8. The vehicle condition assessment method according to claim 1, characterized in that, Step S5 includes the following steps: Step S51: Based on the vehicle condition risk level and component risk ratio, extract the component health sub-vector and fault timestamp information from the structured dataset of vehicle condition elements to generate a radar chart dimensional feature set; Step S52: Associate the corresponding fault events and maintenance records based on the fault timestamp information to generate a fault timeline node dataset; Step S53: Combine the vehicle health vector with the vehicle's basic attribute data to construct a residual value change trend calculation model and generate residual value prediction curve data; Step S54: Import the radar chart dimensional feature set, fault time axis node dataset, and residual value prediction curve data into the visualization rendering engine to generate a visualization report containing vehicle condition radar chart, fault time axis, and residual value prediction curve. Step S55: Perform format adaptation processing on the visualization report and push it to the Web or mobile terminal.

9. The vehicle condition assessment method according to claim 8, characterized in that, Step S51 includes the following steps: Step S511: Extract the risk assessment results of each assessment dimension from the vehicle condition risk level, and associate the component risk contribution characteristics in the component risk proportion; Step S512: Based on the component risk contribution features, match the component health sub-vectors in the vehicle condition element structured dataset to obtain the corresponding health feature values ​​for each dimension; Step S513: Generate the scale mapping rules for each dimension of the radar chart based on the distribution of health feature values; Step S514: Associate the health feature values ​​with the scale mapping rules to generate a radar chart dimensional feature set; Step S515: Redundant features are removed from the radar chart dimensional feature set, and core dimensional features are retained for visualization rendering.
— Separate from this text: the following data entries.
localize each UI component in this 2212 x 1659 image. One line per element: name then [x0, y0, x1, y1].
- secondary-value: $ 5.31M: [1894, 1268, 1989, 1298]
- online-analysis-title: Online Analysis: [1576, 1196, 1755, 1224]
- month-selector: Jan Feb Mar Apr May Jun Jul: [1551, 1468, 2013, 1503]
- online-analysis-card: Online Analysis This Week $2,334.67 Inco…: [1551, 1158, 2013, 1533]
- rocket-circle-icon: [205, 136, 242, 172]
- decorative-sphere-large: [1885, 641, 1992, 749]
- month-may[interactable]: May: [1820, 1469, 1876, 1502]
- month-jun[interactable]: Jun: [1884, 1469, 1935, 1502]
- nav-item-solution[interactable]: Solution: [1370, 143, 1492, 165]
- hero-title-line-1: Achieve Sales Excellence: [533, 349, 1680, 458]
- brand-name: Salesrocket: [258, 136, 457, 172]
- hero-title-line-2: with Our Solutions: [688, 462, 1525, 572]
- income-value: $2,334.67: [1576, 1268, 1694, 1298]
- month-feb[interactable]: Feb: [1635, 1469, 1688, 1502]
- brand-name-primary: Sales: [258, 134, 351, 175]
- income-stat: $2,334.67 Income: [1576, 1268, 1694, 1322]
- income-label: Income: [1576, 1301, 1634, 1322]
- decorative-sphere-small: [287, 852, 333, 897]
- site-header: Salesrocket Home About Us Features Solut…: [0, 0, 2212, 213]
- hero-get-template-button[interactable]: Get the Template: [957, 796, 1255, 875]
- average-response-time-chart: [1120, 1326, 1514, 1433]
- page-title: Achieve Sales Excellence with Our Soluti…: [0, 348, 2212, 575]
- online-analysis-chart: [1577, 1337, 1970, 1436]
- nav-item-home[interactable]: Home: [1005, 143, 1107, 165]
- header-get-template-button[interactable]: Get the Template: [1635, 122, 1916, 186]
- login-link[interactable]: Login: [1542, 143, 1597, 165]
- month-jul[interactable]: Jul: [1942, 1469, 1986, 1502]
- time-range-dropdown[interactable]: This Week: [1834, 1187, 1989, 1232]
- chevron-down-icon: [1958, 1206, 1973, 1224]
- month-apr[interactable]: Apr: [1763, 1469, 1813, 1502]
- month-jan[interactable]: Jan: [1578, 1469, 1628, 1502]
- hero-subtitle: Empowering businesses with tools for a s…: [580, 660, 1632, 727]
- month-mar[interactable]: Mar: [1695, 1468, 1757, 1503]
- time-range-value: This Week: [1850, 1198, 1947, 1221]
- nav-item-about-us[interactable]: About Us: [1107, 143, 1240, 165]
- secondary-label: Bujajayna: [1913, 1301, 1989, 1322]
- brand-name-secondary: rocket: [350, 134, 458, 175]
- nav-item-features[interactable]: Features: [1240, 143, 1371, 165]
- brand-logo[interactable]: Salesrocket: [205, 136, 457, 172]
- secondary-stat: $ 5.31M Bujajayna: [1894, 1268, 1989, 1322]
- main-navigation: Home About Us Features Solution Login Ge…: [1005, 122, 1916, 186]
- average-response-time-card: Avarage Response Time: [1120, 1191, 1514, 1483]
10. The vehicle condition assessment method according to claim 8, characterized in that, Step S53 includes the following steps: Step S531: Extract global health features and component degradation features from the vehicle health vector, and associate them with vehicle age and brand / model information in the vehicle's basic attribute data; Step S532: Calculate the component degradation rate based on component degradation characteristics, and generate the vehicle condition health degradation coefficient by combining global health characteristics; Step S533: Based on the vehicle's age and brand / model information, match the market depreciation data for similar vehicles; Step S534: Integrate the vehicle condition health degradation coefficient with market depreciation data to construct a residual value change trend calculation model; Step S535: Generate residual value prediction curve data through the residual value change trend calculation model for displaying residual value trends in the visualization report.